Now I want to look at the top1 and top5 accuracy.

top1, top5 = evaluate(quantized_model, criterion, data_loader_test)

Then I get the following Error:

**---------------------------------------------------------------------------
NotImplementedError Could not run ‘aten::hardsigmoid.out’ with arguments from the ‘QuantizedCPU’ backend. This could be because the operator doesn’t exist for this backend, or was omitted during the selective/custom build process (if using custom build).

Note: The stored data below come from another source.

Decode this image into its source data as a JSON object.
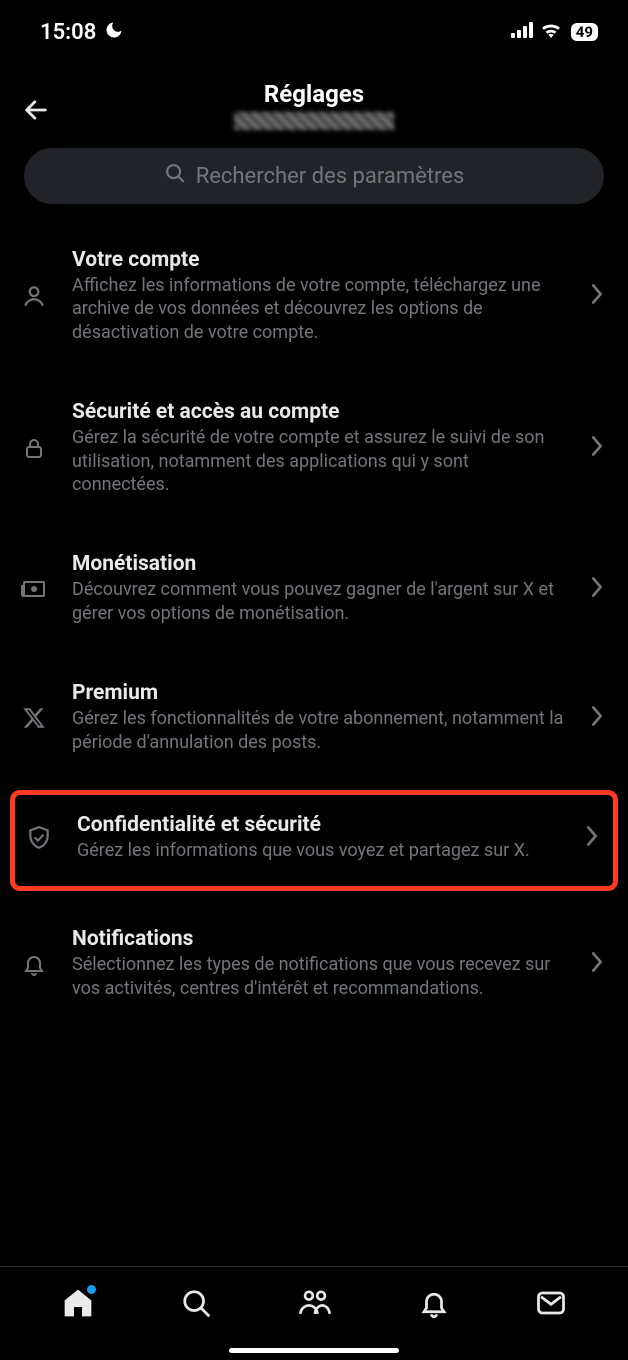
{
  "status": {
    "time": "15:08",
    "battery": "49"
  },
  "header": {
    "title": "Réglages"
  },
  "search": {
    "placeholder": "Rechercher des paramètres"
  },
  "items": {
    "account": {
      "title": "Votre compte",
      "desc": "Affichez les informations de votre compte, téléchargez une archive de vos données et découvrez les options de désactivation de votre compte."
    },
    "security": {
      "title": "Sécurité et accès au compte",
      "desc": "Gérez la sécurité de votre compte et assurez le suivi de son utilisation, notamment des applications qui y sont connectées."
    },
    "monetization": {
      "title": "Monétisation",
      "desc": "Découvrez comment vous pouvez gagner de l'argent sur X et gérer vos options de monétisation."
    },
    "premium": {
      "title": "Premium",
      "desc": "Gérez les fonctionnalités de votre abonnement, notamment la période d'annulation des posts."
    },
    "privacy": {
      "title": "Confidentialité et sécurité",
      "desc": "Gérez les informations que vous voyez et partagez sur X."
    },
    "notifications": {
      "title": "Notifications",
      "desc": "Sélectionnez les types de notifications que vous recevez sur vos activités, centres d'intérêt et recommandations."
    }
  }
}
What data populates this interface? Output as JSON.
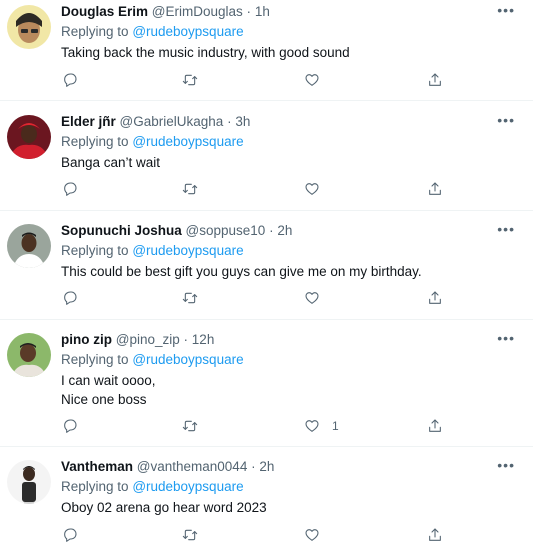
{
  "tweets": [
    {
      "name": "Douglas Erim",
      "handle": "@ErimDouglas",
      "dot": "·",
      "time": "1h",
      "replying_label": "Replying to",
      "replying_to": "@rudeboypsquare",
      "text": "Taking back the music industry, with good sound",
      "like_count": ""
    },
    {
      "name": "Elder jñr",
      "handle": "@GabrielUkagha",
      "dot": "·",
      "time": "3h",
      "replying_label": "Replying to",
      "replying_to": "@rudeboypsquare",
      "text": "Banga can’t wait",
      "like_count": ""
    },
    {
      "name": "Sopunuchi Joshua",
      "handle": "@soppuse10",
      "dot": "·",
      "time": "2h",
      "replying_label": "Replying to",
      "replying_to": "@rudeboypsquare",
      "text": "This could be best gift you guys can give me on my birthday.",
      "like_count": ""
    },
    {
      "name": "pino zip",
      "handle": "@pino_zip",
      "dot": "·",
      "time": "12h",
      "replying_label": "Replying to",
      "replying_to": "@rudeboypsquare",
      "text": "I can wait oooo,\nNice one boss",
      "like_count": "1"
    },
    {
      "name": "Vantheman",
      "handle": "@vantheman0044",
      "dot": "·",
      "time": "2h",
      "replying_label": "Replying to",
      "replying_to": "@rudeboypsquare",
      "text": "Oboy 02 arena go hear word 2023",
      "like_count": ""
    }
  ],
  "icons": {
    "more": "more-horizontal-icon",
    "reply": "reply-icon",
    "retweet": "retweet-icon",
    "like": "heart-icon",
    "share": "share-icon"
  },
  "colors": {
    "accent": "#1d9bf0",
    "text_primary": "#0f1419",
    "text_secondary": "#536471",
    "divider": "#eff3f4"
  }
}
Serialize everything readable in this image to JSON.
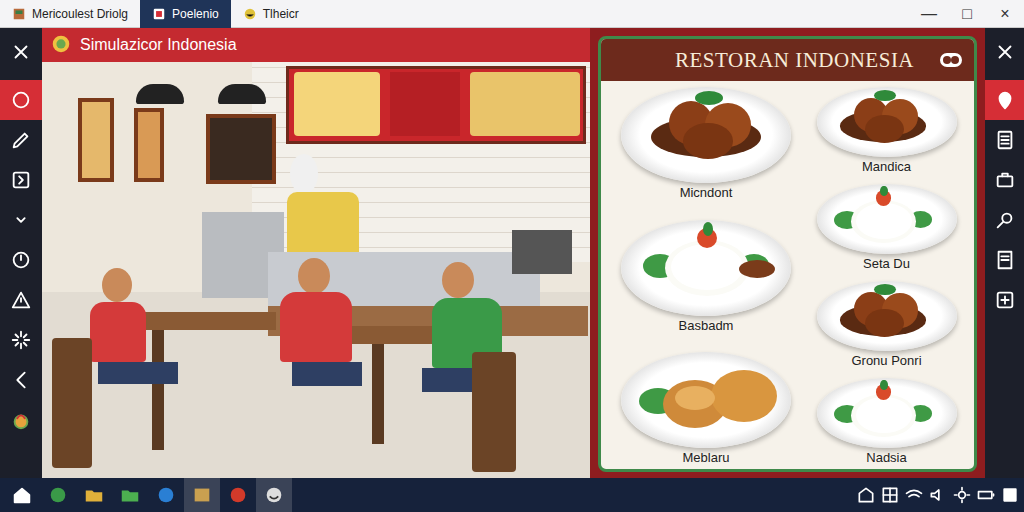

If you are a Facebook employee using PyTorch on mobile, please visit xxx for possible resolutions. ‘aten::hardsigmoid.out’ is only available for these backends: [CPU, CUDA, Meta, BackendSelect, Named, ADInplaceOrView, AutogradOther, AutogradCPU, AutogradCUDA, AutogradXLA, UNKNOWN_TENSOR_TYPE_ID, AutogradMLC, AutogradHPU, AutogradNestedTensor, AutogradPrivateUse1, AutogradPrivateUse2, AutogradPrivateUse3, Tracer, Autocast, Batched, VmapMode].

Thanks for reporting! This is a bug, I filed FX graph mode quantization broken for torchvision MobileNetV3 · Issue #68250 · pytorch/pytorch · GitHub for this and someone on our team will take a look ASAP.